Вторая причина, которая кажется мне ещё более, так сказать, убедительной и более, что ли, похожей на правду, — это то, что современная литература просто брезгливо одёргивается от той реальности, которая сегодня есть. Понимаете, можно ведь не обо всём писать. Можно проследить, о чём писала русская литература, например, в двадцатые годы. Много вы найдёте тогда повествований о повседневности? Да их вообще почти нет. Так называемый «шок двадцатых» связан с тем, что в стране победившего, условно говоря, пролетариата или крестьянства почти не пишут о пролетариате и крестьянстве, или когда о них пишут, получается полная чушь.
Ну, скажем, вот «Цемент» Гладкова невозможно читать. Возможно там читать только любовные сцены, которые так несколько тоже уступают «Жерминалю». А «Энергия» Панфёрова — ну, это уже полный привет. То есть не Панфёрова, а Гладкова того же. «Бруски» Панфёрова — кошмар. Гладков при этом был человек не бездарный (в отличие от Панфёрова того же), но прочтите «Энергию», прочтите первый абзац — и вам уже всё станет понятно.

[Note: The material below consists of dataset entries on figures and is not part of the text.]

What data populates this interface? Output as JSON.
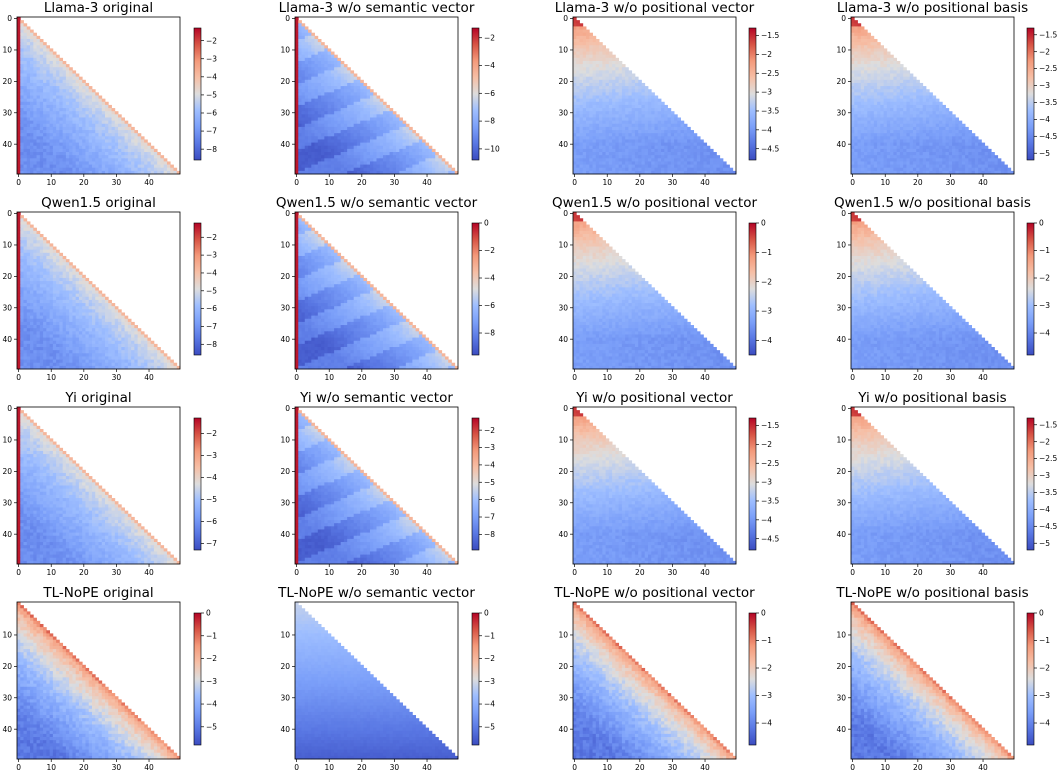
{
  "chart_data": [
    {
      "type": "heatmap",
      "title": "Llama-3 original",
      "model": "Llama-3",
      "variant": "original",
      "range": [
        -8.6,
        -1.3
      ],
      "cbar_ticks": [
        -2,
        -3,
        -4,
        -5,
        -6,
        -7,
        -8
      ],
      "xticks": [
        0,
        10,
        20,
        30,
        40
      ],
      "yticks": [
        0,
        10,
        20,
        30,
        40
      ],
      "size": 50,
      "pattern": "original"
    },
    {
      "type": "heatmap",
      "title": "Llama-3 w/o semantic vector",
      "model": "Llama-3",
      "variant": "w/o semantic vector",
      "range": [
        -10.8,
        -1.3
      ],
      "cbar_ticks": [
        -2,
        -4,
        -6,
        -8,
        -10
      ],
      "xticks": [
        0,
        10,
        20,
        30,
        40
      ],
      "yticks": [
        0,
        10,
        20,
        30,
        40
      ],
      "size": 50,
      "pattern": "semantic"
    },
    {
      "type": "heatmap",
      "title": "Llama-3 w/o positional vector",
      "model": "Llama-3",
      "variant": "w/o positional vector",
      "range": [
        -4.8,
        -1.3
      ],
      "cbar_ticks": [
        -1.5,
        -2.0,
        -2.5,
        -3.0,
        -3.5,
        -4.0,
        -4.5
      ],
      "xticks": [
        0,
        10,
        20,
        30,
        40
      ],
      "yticks": [
        0,
        10,
        20,
        30,
        40
      ],
      "size": 50,
      "pattern": "positional"
    },
    {
      "type": "heatmap",
      "title": "Llama-3 w/o positional basis",
      "model": "Llama-3",
      "variant": "w/o positional basis",
      "range": [
        -5.2,
        -1.3
      ],
      "cbar_ticks": [
        -1.5,
        -2.0,
        -2.5,
        -3.0,
        -3.5,
        -4.0,
        -4.5,
        -5.0
      ],
      "xticks": [
        0,
        10,
        20,
        30,
        40
      ],
      "yticks": [
        0,
        10,
        20,
        30,
        40
      ],
      "size": 50,
      "pattern": "positional"
    },
    {
      "type": "heatmap",
      "title": "Qwen1.5 original",
      "model": "Qwen1.5",
      "variant": "original",
      "range": [
        -8.6,
        -1.2
      ],
      "cbar_ticks": [
        -2,
        -3,
        -4,
        -5,
        -6,
        -7,
        -8
      ],
      "xticks": [
        0,
        10,
        20,
        30,
        40
      ],
      "yticks": [
        0,
        10,
        20,
        30,
        40
      ],
      "size": 50,
      "pattern": "original"
    },
    {
      "type": "heatmap",
      "title": "Qwen1.5 w/o semantic vector",
      "model": "Qwen1.5",
      "variant": "w/o semantic vector",
      "range": [
        -9.6,
        0
      ],
      "cbar_ticks": [
        0,
        -2,
        -4,
        -6,
        -8
      ],
      "xticks": [
        0,
        10,
        20,
        30,
        40
      ],
      "yticks": [
        0,
        10,
        20,
        30,
        40
      ],
      "size": 50,
      "pattern": "semantic"
    },
    {
      "type": "heatmap",
      "title": "Qwen1.5 w/o positional vector",
      "model": "Qwen1.5",
      "variant": "w/o positional vector",
      "range": [
        -4.5,
        0
      ],
      "cbar_ticks": [
        0,
        -1,
        -2,
        -3,
        -4
      ],
      "xticks": [
        0,
        10,
        20,
        30,
        40
      ],
      "yticks": [
        0,
        10,
        20,
        30,
        40
      ],
      "size": 50,
      "pattern": "positional"
    },
    {
      "type": "heatmap",
      "title": "Qwen1.5 w/o positional basis",
      "model": "Qwen1.5",
      "variant": "w/o positional basis",
      "range": [
        -4.8,
        0
      ],
      "cbar_ticks": [
        0,
        -1,
        -2,
        -3,
        -4
      ],
      "xticks": [
        0,
        10,
        20,
        30,
        40
      ],
      "yticks": [
        0,
        10,
        20,
        30,
        40
      ],
      "size": 50,
      "pattern": "positional"
    },
    {
      "type": "heatmap",
      "title": "Yi original",
      "model": "Yi",
      "variant": "original",
      "range": [
        -7.3,
        -1.3
      ],
      "cbar_ticks": [
        -2,
        -3,
        -4,
        -5,
        -6,
        -7
      ],
      "xticks": [
        0,
        10,
        20,
        30,
        40
      ],
      "yticks": [
        0,
        10,
        20,
        30,
        40
      ],
      "size": 50,
      "pattern": "original"
    },
    {
      "type": "heatmap",
      "title": "Yi w/o semantic vector",
      "model": "Yi",
      "variant": "w/o semantic vector",
      "range": [
        -8.9,
        -1.3
      ],
      "cbar_ticks": [
        -2,
        -3,
        -4,
        -5,
        -6,
        -7,
        -8
      ],
      "xticks": [
        0,
        10,
        20,
        30,
        40
      ],
      "yticks": [
        0,
        10,
        20,
        30,
        40
      ],
      "size": 50,
      "pattern": "semantic"
    },
    {
      "type": "heatmap",
      "title": "Yi w/o positional vector",
      "model": "Yi",
      "variant": "w/o positional vector",
      "range": [
        -4.8,
        -1.3
      ],
      "cbar_ticks": [
        -1.5,
        -2.0,
        -2.5,
        -3.0,
        -3.5,
        -4.0,
        -4.5
      ],
      "xticks": [
        0,
        10,
        20,
        30,
        40
      ],
      "yticks": [
        0,
        10,
        20,
        30,
        40
      ],
      "size": 50,
      "pattern": "positional"
    },
    {
      "type": "heatmap",
      "title": "Yi w/o positional basis",
      "model": "Yi",
      "variant": "w/o positional basis",
      "range": [
        -5.2,
        -1.3
      ],
      "cbar_ticks": [
        -1.5,
        -2.0,
        -2.5,
        -3.0,
        -3.5,
        -4.0,
        -4.5,
        -5.0
      ],
      "xticks": [
        0,
        10,
        20,
        30,
        40
      ],
      "yticks": [
        0,
        10,
        20,
        30,
        40
      ],
      "size": 50,
      "pattern": "positional"
    },
    {
      "type": "heatmap",
      "title": "TL-NoPE original",
      "model": "TL-NoPE",
      "variant": "original",
      "range": [
        -5.8,
        0
      ],
      "cbar_ticks": [
        0,
        -1,
        -2,
        -3,
        -4,
        -5
      ],
      "xticks": [
        0,
        10,
        20,
        30,
        40
      ],
      "yticks": [
        10,
        20,
        30,
        40
      ],
      "size": 50,
      "pattern": "nope"
    },
    {
      "type": "heatmap",
      "title": "TL-NoPE w/o semantic vector",
      "model": "TL-NoPE",
      "variant": "w/o semantic vector",
      "range": [
        -5.8,
        0
      ],
      "cbar_ticks": [
        0,
        -1,
        -2,
        -3,
        -4,
        -5
      ],
      "xticks": [
        0,
        10,
        20,
        30,
        40
      ],
      "yticks": [
        10,
        20,
        30,
        40
      ],
      "size": 50,
      "pattern": "nope-sem"
    },
    {
      "type": "heatmap",
      "title": "TL-NoPE w/o positional vector",
      "model": "TL-NoPE",
      "variant": "w/o positional vector",
      "range": [
        -4.8,
        0
      ],
      "cbar_ticks": [
        0,
        -1,
        -2,
        -3,
        -4
      ],
      "xticks": [
        0,
        10,
        20,
        30,
        40
      ],
      "yticks": [
        10,
        20,
        30,
        40
      ],
      "size": 50,
      "pattern": "nope"
    },
    {
      "type": "heatmap",
      "title": "TL-NoPE w/o positional basis",
      "model": "TL-NoPE",
      "variant": "w/o positional basis",
      "range": [
        -4.8,
        0
      ],
      "cbar_ticks": [
        0,
        -1,
        -2,
        -3,
        -4
      ],
      "xticks": [
        0,
        10,
        20,
        30,
        40
      ],
      "yticks": [
        10,
        20,
        30,
        40
      ],
      "size": 50,
      "pattern": "nope"
    }
  ],
  "colormap": "coolwarm",
  "colors": {
    "low": "#3b4cc0",
    "mid": "#dddddd",
    "high": "#b40426"
  }
}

«Шок двадцатых» — это когда главным героем неожиданно стал трикстер, плут. От двадцатых годов нам остались Беня Крик, Остап Бендер, Хулио Хуренито, катаевские «Растратчики», роман Берзина «Форд» — ну, вот такие вещи, а вовсе не трудящиеся и тем более не солдаты Гражданской. Кто сегодня перечитывает «Разгром» Фадеева? (Кто бы его вообще перечитывал, если бы не школьная программа?) Кто читает «Бронепоезд 14-69»? Вот «Дни Турбиных» — это да, а «Бронепоезд» и вообще «Партизанский поезд» да в руки никто не берёт, невозможно это! Хотя Всеволод Иванов был талантливый писатель, когда брался за фантастику.
Есть та реальность, которая прозе скучна, от которой она брезгливо отделывается. Ну, был роман Леонова «Вор». Было вообще некоторое количество прозы, написанной тогда же о деклассированных элементах, о ворах. Ну, «Гадюка», например, толстовская — о том, как не находит себе места в новой реальности человек Гражданской войны. Но ведь это всё, простите, след того же самого отвращения к реальности, к быту. Ведь «Вор» написан не про социалистическое строительство.
А любая попытка описать героя социалистического строительства приводит к появлению гениального романа «Зависть». Ведь главный трикстер двадцатых годов — это не Остап Бендер, а Андрей Бабичев… то есть, простите, Иван Бабичев, старший брат. Андрей Бабичев — это такой персонаж социалистического строительства: он созидает свой «Четвертак», он устраивает там дегустации, он страшно гордится, делает зарядку, воспитывает комсомольца. И вообще он такой весь из себя деловой и противный. А Бабичев-старший — это поэт, мечтатель, фантаст, изобретатель машины желаний: «Я — скромный фокусник советский. Я — современный чародей!» Интересно вам читать про «Четвертак»? Да боже упаси! Вам интересно про Кавалерова, который философствует по пивным.
И поэтому от современной реальности, да, литература так брезгливо одёргивается, потому что… Ну, слова «трикстер» она пока не породила. Он где-то бродит. Наверное, мы его скоро увидим.